We reached Chhatna around noon and from there it took 20 min on a motorbike to reach the venue, which is a Govt. sponsored primary school. As I was getting down, I was pleasantly surprised to be greeted by the delegates, many of whom I realized had participated in my previous workshop in Baghmundi. They seemed happy to see me again!


The first class was on rights. Surprisingly the group showed their awareness of rights quite well. It definitely proves the success of this project, and I feel proud to have contributed to it. I began my session by asking those who had attended the previous workshop to identify themselves. There were quite a few members, I then asked them to relate to the others what they felt were the take aways of that seminar.

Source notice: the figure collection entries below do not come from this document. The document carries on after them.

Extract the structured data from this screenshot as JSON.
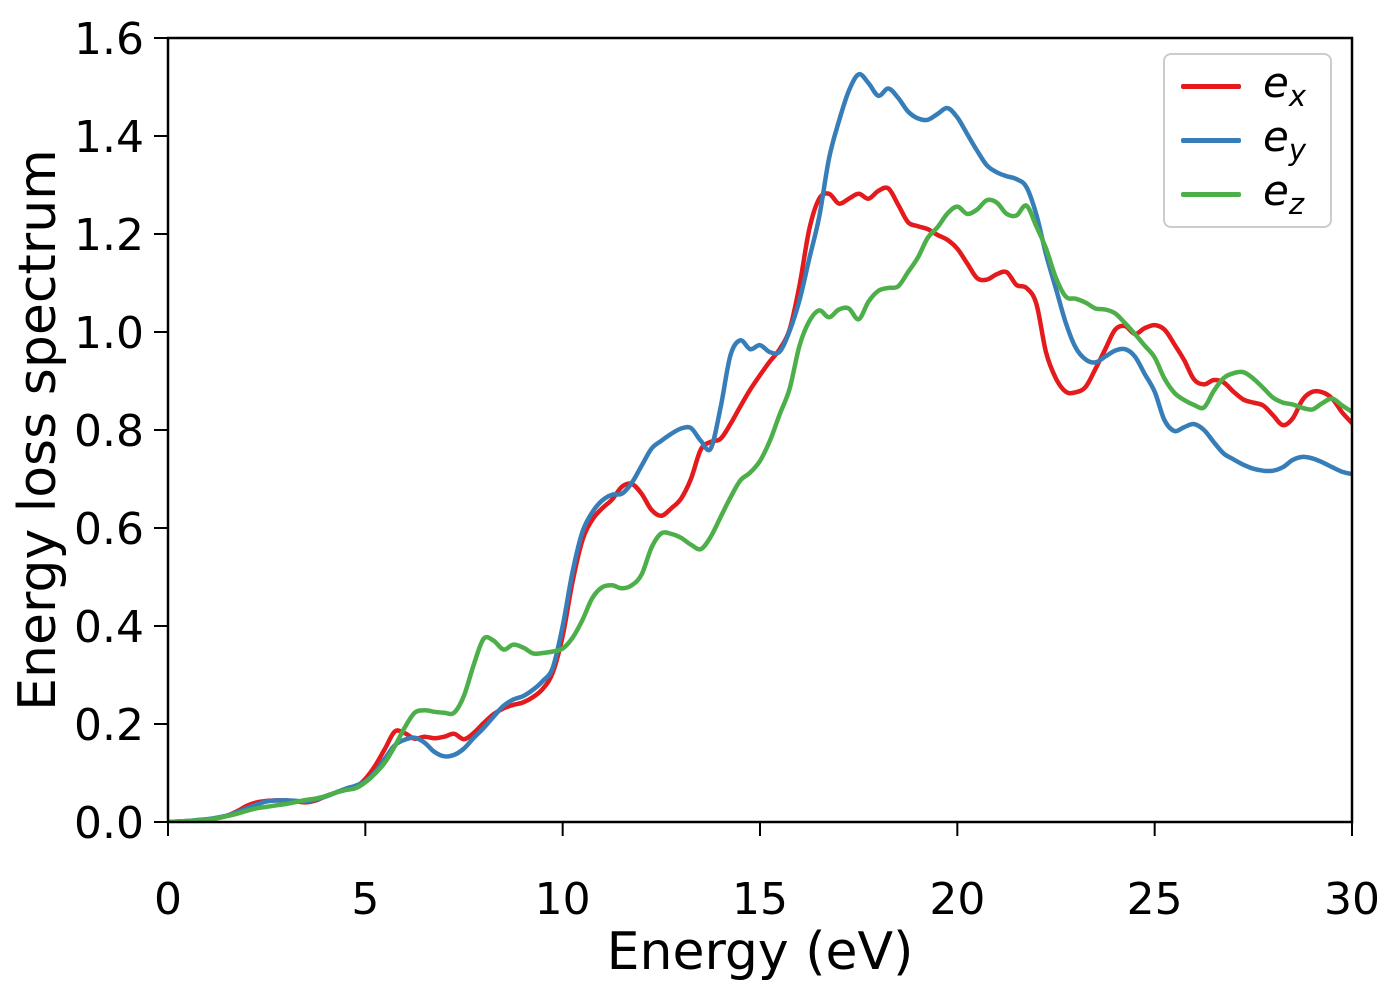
{
  "chart_data": {
    "type": "line",
    "title": "",
    "xlabel": "Energy (eV)",
    "ylabel": "Energy loss spectrum",
    "xlim": [
      0,
      30
    ],
    "ylim": [
      0,
      1.6
    ],
    "grid": false,
    "legend_position": "upper right",
    "xticks": {
      "values": [
        0,
        5,
        10,
        15,
        20,
        25,
        30
      ],
      "labels": [
        "0",
        "5",
        "10",
        "15",
        "20",
        "25",
        "30"
      ]
    },
    "yticks": {
      "values": [
        0.0,
        0.2,
        0.4,
        0.6,
        0.8,
        1.0,
        1.2,
        1.4,
        1.6
      ],
      "labels": [
        "0.0",
        "0.2",
        "0.4",
        "0.6",
        "0.8",
        "1.0",
        "1.2",
        "1.4",
        "1.6"
      ]
    },
    "x_start": 0,
    "x_step": 0.25,
    "frame_color": "#000000",
    "series": [
      {
        "name": "e_x",
        "base": "e",
        "sub": "x",
        "color": "#e41a1c",
        "values": [
          0.0,
          0.001,
          0.002,
          0.003,
          0.005,
          0.008,
          0.013,
          0.022,
          0.033,
          0.04,
          0.043,
          0.044,
          0.044,
          0.042,
          0.04,
          0.044,
          0.053,
          0.06,
          0.066,
          0.071,
          0.088,
          0.115,
          0.15,
          0.185,
          0.181,
          0.17,
          0.174,
          0.171,
          0.174,
          0.18,
          0.169,
          0.182,
          0.202,
          0.22,
          0.232,
          0.239,
          0.244,
          0.255,
          0.272,
          0.305,
          0.38,
          0.49,
          0.575,
          0.617,
          0.64,
          0.658,
          0.684,
          0.69,
          0.67,
          0.637,
          0.625,
          0.64,
          0.66,
          0.7,
          0.76,
          0.776,
          0.782,
          0.812,
          0.848,
          0.882,
          0.912,
          0.94,
          0.965,
          1.005,
          1.095,
          1.21,
          1.272,
          1.282,
          1.262,
          1.272,
          1.282,
          1.272,
          1.288,
          1.293,
          1.26,
          1.224,
          1.216,
          1.21,
          1.198,
          1.188,
          1.17,
          1.14,
          1.11,
          1.107,
          1.118,
          1.122,
          1.096,
          1.09,
          1.058,
          0.958,
          0.905,
          0.878,
          0.877,
          0.888,
          0.925,
          0.965,
          1.005,
          1.012,
          0.996,
          1.008,
          1.014,
          1.005,
          0.975,
          0.942,
          0.903,
          0.893,
          0.902,
          0.897,
          0.878,
          0.862,
          0.856,
          0.85,
          0.83,
          0.81,
          0.824,
          0.862,
          0.878,
          0.877,
          0.864,
          0.836,
          0.814
        ]
      },
      {
        "name": "e_y",
        "base": "e",
        "sub": "y",
        "color": "#377eb8",
        "values": [
          0.0,
          0.001,
          0.002,
          0.004,
          0.006,
          0.009,
          0.013,
          0.02,
          0.028,
          0.036,
          0.042,
          0.044,
          0.044,
          0.043,
          0.042,
          0.046,
          0.052,
          0.06,
          0.068,
          0.074,
          0.083,
          0.102,
          0.13,
          0.157,
          0.168,
          0.172,
          0.162,
          0.143,
          0.134,
          0.137,
          0.15,
          0.172,
          0.192,
          0.215,
          0.237,
          0.25,
          0.257,
          0.27,
          0.288,
          0.315,
          0.4,
          0.51,
          0.592,
          0.632,
          0.656,
          0.668,
          0.67,
          0.692,
          0.727,
          0.762,
          0.778,
          0.792,
          0.803,
          0.804,
          0.778,
          0.762,
          0.845,
          0.952,
          0.983,
          0.965,
          0.973,
          0.959,
          0.96,
          1.002,
          1.065,
          1.15,
          1.235,
          1.355,
          1.43,
          1.492,
          1.526,
          1.508,
          1.482,
          1.497,
          1.478,
          1.45,
          1.436,
          1.433,
          1.445,
          1.457,
          1.438,
          1.404,
          1.37,
          1.34,
          1.326,
          1.318,
          1.312,
          1.296,
          1.24,
          1.158,
          1.088,
          1.018,
          0.968,
          0.944,
          0.938,
          0.95,
          0.962,
          0.965,
          0.95,
          0.914,
          0.878,
          0.82,
          0.798,
          0.806,
          0.812,
          0.8,
          0.775,
          0.752,
          0.74,
          0.729,
          0.721,
          0.717,
          0.717,
          0.724,
          0.739,
          0.745,
          0.742,
          0.734,
          0.724,
          0.715,
          0.71
        ]
      },
      {
        "name": "e_z",
        "base": "e",
        "sub": "z",
        "color": "#4daf4a",
        "values": [
          0.0,
          0.001,
          0.002,
          0.003,
          0.005,
          0.008,
          0.012,
          0.017,
          0.023,
          0.028,
          0.031,
          0.034,
          0.037,
          0.041,
          0.045,
          0.048,
          0.053,
          0.06,
          0.065,
          0.069,
          0.081,
          0.099,
          0.122,
          0.155,
          0.193,
          0.223,
          0.228,
          0.225,
          0.223,
          0.223,
          0.258,
          0.322,
          0.374,
          0.37,
          0.352,
          0.362,
          0.356,
          0.344,
          0.345,
          0.348,
          0.354,
          0.376,
          0.412,
          0.457,
          0.479,
          0.483,
          0.477,
          0.483,
          0.505,
          0.56,
          0.589,
          0.588,
          0.58,
          0.566,
          0.557,
          0.582,
          0.622,
          0.662,
          0.697,
          0.713,
          0.737,
          0.778,
          0.832,
          0.884,
          0.972,
          1.022,
          1.044,
          1.03,
          1.046,
          1.048,
          1.026,
          1.062,
          1.084,
          1.09,
          1.093,
          1.122,
          1.152,
          1.192,
          1.214,
          1.242,
          1.256,
          1.241,
          1.25,
          1.269,
          1.264,
          1.241,
          1.238,
          1.258,
          1.216,
          1.17,
          1.11,
          1.072,
          1.068,
          1.06,
          1.048,
          1.046,
          1.038,
          1.018,
          0.996,
          0.972,
          0.948,
          0.905,
          0.876,
          0.861,
          0.851,
          0.846,
          0.88,
          0.906,
          0.916,
          0.918,
          0.905,
          0.886,
          0.866,
          0.856,
          0.852,
          0.845,
          0.842,
          0.855,
          0.864,
          0.85,
          0.837
        ]
      }
    ]
  }
}
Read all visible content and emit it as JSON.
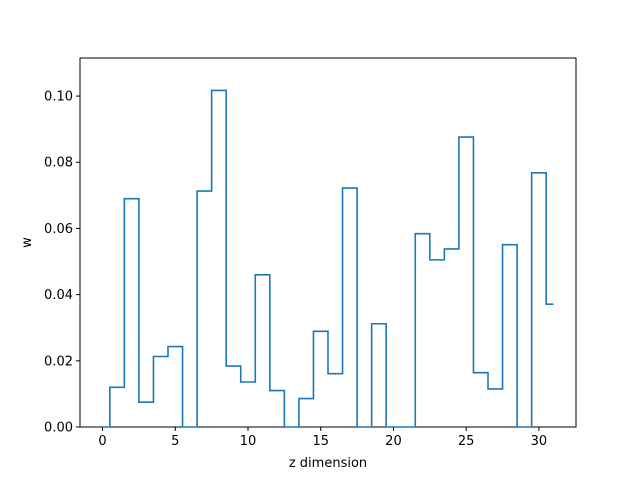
{
  "chart_data": {
    "type": "line",
    "style": "step",
    "title": "",
    "xlabel": "z dimension",
    "ylabel": "w",
    "xlim": [
      -1.55,
      32.55
    ],
    "ylim": [
      0.0,
      0.1115
    ],
    "xticks": [
      0,
      5,
      10,
      15,
      20,
      25,
      30
    ],
    "xtick_labels": [
      "0",
      "5",
      "10",
      "15",
      "20",
      "25",
      "30"
    ],
    "yticks": [
      0.0,
      0.02,
      0.04,
      0.06,
      0.08,
      0.1
    ],
    "ytick_labels": [
      "0.00",
      "0.02",
      "0.04",
      "0.06",
      "0.08",
      "0.10"
    ],
    "grid": false,
    "line_color": "#1f77b4",
    "series": [
      {
        "x": [
          0,
          1,
          2,
          3,
          4,
          5,
          6,
          7,
          8,
          9,
          10,
          11,
          12,
          13,
          14,
          15,
          16,
          17,
          18,
          19,
          20,
          21,
          22,
          23,
          24,
          25,
          26,
          27,
          28,
          29,
          30,
          31
        ],
        "values": [
          0.0,
          0.012,
          0.069,
          0.0075,
          0.0213,
          0.0243,
          0.0,
          0.0713,
          0.1017,
          0.0184,
          0.0136,
          0.046,
          0.011,
          0.0,
          0.0086,
          0.0289,
          0.0161,
          0.0722,
          0.0,
          0.0312,
          0.0,
          0.0,
          0.0584,
          0.0505,
          0.0538,
          0.0876,
          0.0164,
          0.0115,
          0.0551,
          0.0,
          0.0768,
          0.0371
        ]
      }
    ]
  }
}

I was amazed to find a lot of the women articulating about positive attributes about themselves, albeit mostly related to their performance as a homemaker. Then I asked what strengths have they used this time, if at all. The group answered that since for most of them cooking is a great strength area, they told the organizers not to hire a professional cook, instead they themselves took the collective initiative to cook for all 50 of us. It was wonderful!! I cheered!! Lunch indeed was delicious!!


However, I observered that although they are conscious of their rights, they lack confidence to talk about it, let alone exercise them. So I decided to design this workshop around one of strength area, i.e., Spotlight. In my experience, theatre is a wonderful medium that brings alive people’s strength.


So this time again I let the pilot group do most of the briefing about strengths back to the 1st timers. Then like before I divided the group into 5 teams, to compete about the best approach to solve a crucial topical problem, boring deep tubewells for water.


Bankura and Purulia are worst hit during summer as rain-fed rivers dry up and ground water supply drops drastically. The only relief is boring deep tube wells by the Govt. agencies. But the contractors often dupe villagers by setting up tube wells without adequate depth, so that water is not available.


We try to find a way through role play where I pose as Govt. officer, a colleague as contractor etc. The participants come in groups and try to use their collective strengths in order to force the officer to inspect the faulty tube well, and thereafter sanction another. The members of pilot group are distributed evenly among the teams. The teams come one after another and try to overcome the intimidation and poor self-esteem to fulfill their target in 15 mins.


The performance as expected was much better this time thanks to the pilot group, who acted as catalyst, and energized the teams. I felt it is easier for people coming from marginalized communities to open up to the idea of strength if it came from one of their own. I resolved then and there to develop as many pilot groups as possible to take the torch of strength based living ahead.”